Bumpy roads give smooth Land-ing
By Paul Fruitman
Don't let the title deceive you. Wendy Lands' solo debut, Angels and Ordinary Men, is not Christian rock. But it is also far removed from rock's Anti-Christ side. Just the mention of Marilyn Manson makes Lands cringe.
"It's so gross that we could call that music," she sighs. "I just find it so destructive."
Lands prefers to look at things in a more positive light. She opts for Sarah McLachlan over Alanis Morissette. And she chooses to think of her music as less spiritual than religious.
"I'm not religious at all, but I think music is my religion," she says, weaving her way through a paradox. "I would love my music to promote goodness and creativity."
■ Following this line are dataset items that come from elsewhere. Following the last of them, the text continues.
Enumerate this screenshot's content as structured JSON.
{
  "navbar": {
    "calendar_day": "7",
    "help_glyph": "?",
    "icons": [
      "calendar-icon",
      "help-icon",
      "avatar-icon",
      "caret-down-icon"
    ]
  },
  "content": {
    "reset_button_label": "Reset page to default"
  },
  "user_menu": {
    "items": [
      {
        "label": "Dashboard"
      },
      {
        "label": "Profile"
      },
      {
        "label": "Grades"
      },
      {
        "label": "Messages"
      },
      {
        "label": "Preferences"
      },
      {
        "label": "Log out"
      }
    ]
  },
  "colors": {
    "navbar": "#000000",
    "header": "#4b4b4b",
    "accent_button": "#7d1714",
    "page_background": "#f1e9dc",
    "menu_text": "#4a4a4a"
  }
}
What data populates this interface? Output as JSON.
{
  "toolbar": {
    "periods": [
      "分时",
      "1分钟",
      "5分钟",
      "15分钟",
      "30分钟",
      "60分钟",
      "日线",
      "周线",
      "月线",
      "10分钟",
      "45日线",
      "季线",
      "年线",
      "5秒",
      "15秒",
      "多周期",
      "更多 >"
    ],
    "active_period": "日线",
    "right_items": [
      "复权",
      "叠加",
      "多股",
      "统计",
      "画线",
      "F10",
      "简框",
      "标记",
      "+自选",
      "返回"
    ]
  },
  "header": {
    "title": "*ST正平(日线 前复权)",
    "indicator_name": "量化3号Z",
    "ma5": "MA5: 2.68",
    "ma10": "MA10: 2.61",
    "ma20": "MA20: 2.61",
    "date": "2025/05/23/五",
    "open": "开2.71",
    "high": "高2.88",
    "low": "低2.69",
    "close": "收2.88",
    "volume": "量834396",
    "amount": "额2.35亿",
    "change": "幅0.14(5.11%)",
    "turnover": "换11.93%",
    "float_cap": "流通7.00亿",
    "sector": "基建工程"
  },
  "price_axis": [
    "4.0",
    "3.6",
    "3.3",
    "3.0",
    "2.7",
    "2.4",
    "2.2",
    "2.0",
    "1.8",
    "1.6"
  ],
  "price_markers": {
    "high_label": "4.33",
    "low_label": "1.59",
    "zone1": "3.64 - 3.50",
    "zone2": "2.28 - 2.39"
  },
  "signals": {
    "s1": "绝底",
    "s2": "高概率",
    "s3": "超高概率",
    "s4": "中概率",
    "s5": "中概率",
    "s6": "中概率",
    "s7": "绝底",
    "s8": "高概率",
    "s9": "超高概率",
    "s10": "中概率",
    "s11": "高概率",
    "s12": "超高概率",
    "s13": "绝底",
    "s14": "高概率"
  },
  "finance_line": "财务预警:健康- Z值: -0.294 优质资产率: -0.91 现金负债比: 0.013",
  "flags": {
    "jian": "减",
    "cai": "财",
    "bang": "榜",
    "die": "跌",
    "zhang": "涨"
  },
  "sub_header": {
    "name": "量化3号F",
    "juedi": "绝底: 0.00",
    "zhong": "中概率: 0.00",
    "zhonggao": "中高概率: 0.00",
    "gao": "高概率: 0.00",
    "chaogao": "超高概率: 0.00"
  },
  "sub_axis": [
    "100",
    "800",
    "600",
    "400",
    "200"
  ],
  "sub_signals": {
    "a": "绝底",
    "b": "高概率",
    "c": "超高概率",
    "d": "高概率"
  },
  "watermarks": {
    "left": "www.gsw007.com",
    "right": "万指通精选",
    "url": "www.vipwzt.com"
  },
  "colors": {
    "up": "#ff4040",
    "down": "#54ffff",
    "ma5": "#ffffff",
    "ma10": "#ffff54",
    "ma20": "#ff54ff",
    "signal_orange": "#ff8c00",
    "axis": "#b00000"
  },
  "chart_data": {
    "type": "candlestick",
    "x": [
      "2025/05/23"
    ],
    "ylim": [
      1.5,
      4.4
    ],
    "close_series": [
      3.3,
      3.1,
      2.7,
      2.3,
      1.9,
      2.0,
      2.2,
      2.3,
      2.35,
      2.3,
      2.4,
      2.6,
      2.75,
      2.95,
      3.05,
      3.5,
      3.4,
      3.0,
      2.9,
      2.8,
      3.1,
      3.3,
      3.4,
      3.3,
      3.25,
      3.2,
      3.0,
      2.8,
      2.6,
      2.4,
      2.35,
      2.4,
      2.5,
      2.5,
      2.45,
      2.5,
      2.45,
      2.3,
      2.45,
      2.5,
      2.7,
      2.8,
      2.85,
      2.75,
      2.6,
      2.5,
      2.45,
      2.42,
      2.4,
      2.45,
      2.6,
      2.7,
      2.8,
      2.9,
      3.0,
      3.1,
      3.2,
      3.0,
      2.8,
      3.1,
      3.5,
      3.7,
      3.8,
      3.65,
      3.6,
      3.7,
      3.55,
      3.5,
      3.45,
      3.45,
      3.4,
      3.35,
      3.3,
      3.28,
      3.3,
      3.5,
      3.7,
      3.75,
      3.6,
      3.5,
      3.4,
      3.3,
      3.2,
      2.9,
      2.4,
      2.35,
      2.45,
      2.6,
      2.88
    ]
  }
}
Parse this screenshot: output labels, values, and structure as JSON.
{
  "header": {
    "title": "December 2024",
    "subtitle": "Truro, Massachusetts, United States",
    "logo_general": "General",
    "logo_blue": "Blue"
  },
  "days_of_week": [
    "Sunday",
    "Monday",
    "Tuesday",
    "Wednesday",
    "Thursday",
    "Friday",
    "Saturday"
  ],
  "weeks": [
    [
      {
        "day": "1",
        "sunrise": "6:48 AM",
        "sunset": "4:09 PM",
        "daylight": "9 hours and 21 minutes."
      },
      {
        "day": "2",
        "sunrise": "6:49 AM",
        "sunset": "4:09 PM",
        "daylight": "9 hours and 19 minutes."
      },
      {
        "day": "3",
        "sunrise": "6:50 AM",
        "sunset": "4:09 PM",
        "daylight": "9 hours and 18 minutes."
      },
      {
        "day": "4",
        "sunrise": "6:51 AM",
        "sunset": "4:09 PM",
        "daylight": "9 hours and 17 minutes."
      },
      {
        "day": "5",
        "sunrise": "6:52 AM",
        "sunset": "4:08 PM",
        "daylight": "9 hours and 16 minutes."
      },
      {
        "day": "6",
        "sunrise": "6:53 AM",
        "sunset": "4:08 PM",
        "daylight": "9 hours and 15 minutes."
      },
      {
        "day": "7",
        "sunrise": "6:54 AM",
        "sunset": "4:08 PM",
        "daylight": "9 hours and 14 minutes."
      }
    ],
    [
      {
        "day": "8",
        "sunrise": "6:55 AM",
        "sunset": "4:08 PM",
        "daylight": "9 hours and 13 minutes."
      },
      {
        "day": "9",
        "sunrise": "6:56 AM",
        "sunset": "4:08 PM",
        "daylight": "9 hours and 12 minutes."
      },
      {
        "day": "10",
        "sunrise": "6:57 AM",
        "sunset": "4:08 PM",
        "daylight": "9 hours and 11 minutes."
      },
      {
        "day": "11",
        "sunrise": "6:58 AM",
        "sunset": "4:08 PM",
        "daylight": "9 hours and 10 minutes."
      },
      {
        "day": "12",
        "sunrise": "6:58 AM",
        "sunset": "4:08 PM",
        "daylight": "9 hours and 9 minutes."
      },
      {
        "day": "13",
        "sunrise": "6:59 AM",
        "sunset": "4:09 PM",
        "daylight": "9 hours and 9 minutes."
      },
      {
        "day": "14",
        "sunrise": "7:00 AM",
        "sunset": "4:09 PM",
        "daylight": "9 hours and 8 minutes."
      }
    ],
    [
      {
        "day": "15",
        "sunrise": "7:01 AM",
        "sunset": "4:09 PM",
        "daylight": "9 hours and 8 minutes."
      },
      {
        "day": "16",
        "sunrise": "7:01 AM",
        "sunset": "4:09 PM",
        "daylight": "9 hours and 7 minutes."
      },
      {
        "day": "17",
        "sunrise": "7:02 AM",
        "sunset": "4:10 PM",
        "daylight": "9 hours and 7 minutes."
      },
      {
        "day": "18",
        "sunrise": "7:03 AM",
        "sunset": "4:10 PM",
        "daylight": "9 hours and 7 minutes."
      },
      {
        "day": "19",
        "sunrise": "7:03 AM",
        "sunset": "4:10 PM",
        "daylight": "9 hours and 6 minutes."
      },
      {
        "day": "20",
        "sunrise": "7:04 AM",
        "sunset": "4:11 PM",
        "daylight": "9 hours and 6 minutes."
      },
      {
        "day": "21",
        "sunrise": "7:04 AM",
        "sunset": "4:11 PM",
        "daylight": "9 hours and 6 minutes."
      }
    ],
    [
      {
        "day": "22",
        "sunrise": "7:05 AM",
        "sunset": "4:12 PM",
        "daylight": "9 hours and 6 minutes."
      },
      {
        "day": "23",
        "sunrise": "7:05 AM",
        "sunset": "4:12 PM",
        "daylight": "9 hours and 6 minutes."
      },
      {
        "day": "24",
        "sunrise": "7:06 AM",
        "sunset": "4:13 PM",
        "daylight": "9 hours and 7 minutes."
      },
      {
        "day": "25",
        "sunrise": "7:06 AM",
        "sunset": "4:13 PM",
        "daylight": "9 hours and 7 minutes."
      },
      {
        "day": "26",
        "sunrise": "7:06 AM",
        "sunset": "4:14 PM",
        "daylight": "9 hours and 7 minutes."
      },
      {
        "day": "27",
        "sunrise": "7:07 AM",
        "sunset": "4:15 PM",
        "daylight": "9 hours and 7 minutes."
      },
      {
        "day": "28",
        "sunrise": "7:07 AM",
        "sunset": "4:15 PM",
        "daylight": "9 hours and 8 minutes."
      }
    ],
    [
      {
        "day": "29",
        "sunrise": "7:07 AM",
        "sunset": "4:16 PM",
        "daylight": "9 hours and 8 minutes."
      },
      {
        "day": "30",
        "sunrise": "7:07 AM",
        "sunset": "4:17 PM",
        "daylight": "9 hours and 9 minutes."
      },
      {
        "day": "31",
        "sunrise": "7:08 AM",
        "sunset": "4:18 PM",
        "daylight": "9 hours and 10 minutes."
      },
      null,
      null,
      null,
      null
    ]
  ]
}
For Lands, the music has promoted a career and a personal outlet. Angels is a labour of love recorded between March of 1992 and December, 1994, first released independently and then picked up by EMI Music Canada last July. Upon signing, Lands changed the album's make-up, removing three songs, including her version of "Son of a Preacher Man," and replacing them with four new tracks. Among the new songs is Lands' premiere hit "Little Sins," a song which garnered a lot of airplay on modern rock radio across Canada.
"I was moving on when I had made that album," says Lands. "It was in my life for two years when I got a record deal and I'm constantly writing."
For the album, Lands assembled some of the country's most respected musicians, including Aaron Davis and David Piltch, famous as the musical support of the Holly Cole Trio
"As far as sidemen are concerned, they're such passionate musicians," she says. "So if they like the music, they're happy to do it."
Angels augments this musical prowess with singable melodies and introspective and passionate lyrics.
"Song lyrics come from a real personal place," she explains. "It's like therapy. It's like showing a naked side of yourself."
It is this expository writing combined with Lands' enchanting live performances which employ her theatrical experiences like her role in Les Miserables, that have garnered the Montreal native such critical praise. Billboard magazine went as far as to call Angels "easily one of the most impressive Canadian recordings in years."
Lands' free performance at The Embassy tonight should prove impressive, not to mention intimate. The show will be in the stripped-down vein, featuring Lands on vocals, a percussionist and two guitarists.
"I think people have to listen twice to my music," she says. "But once they do, they're hooked."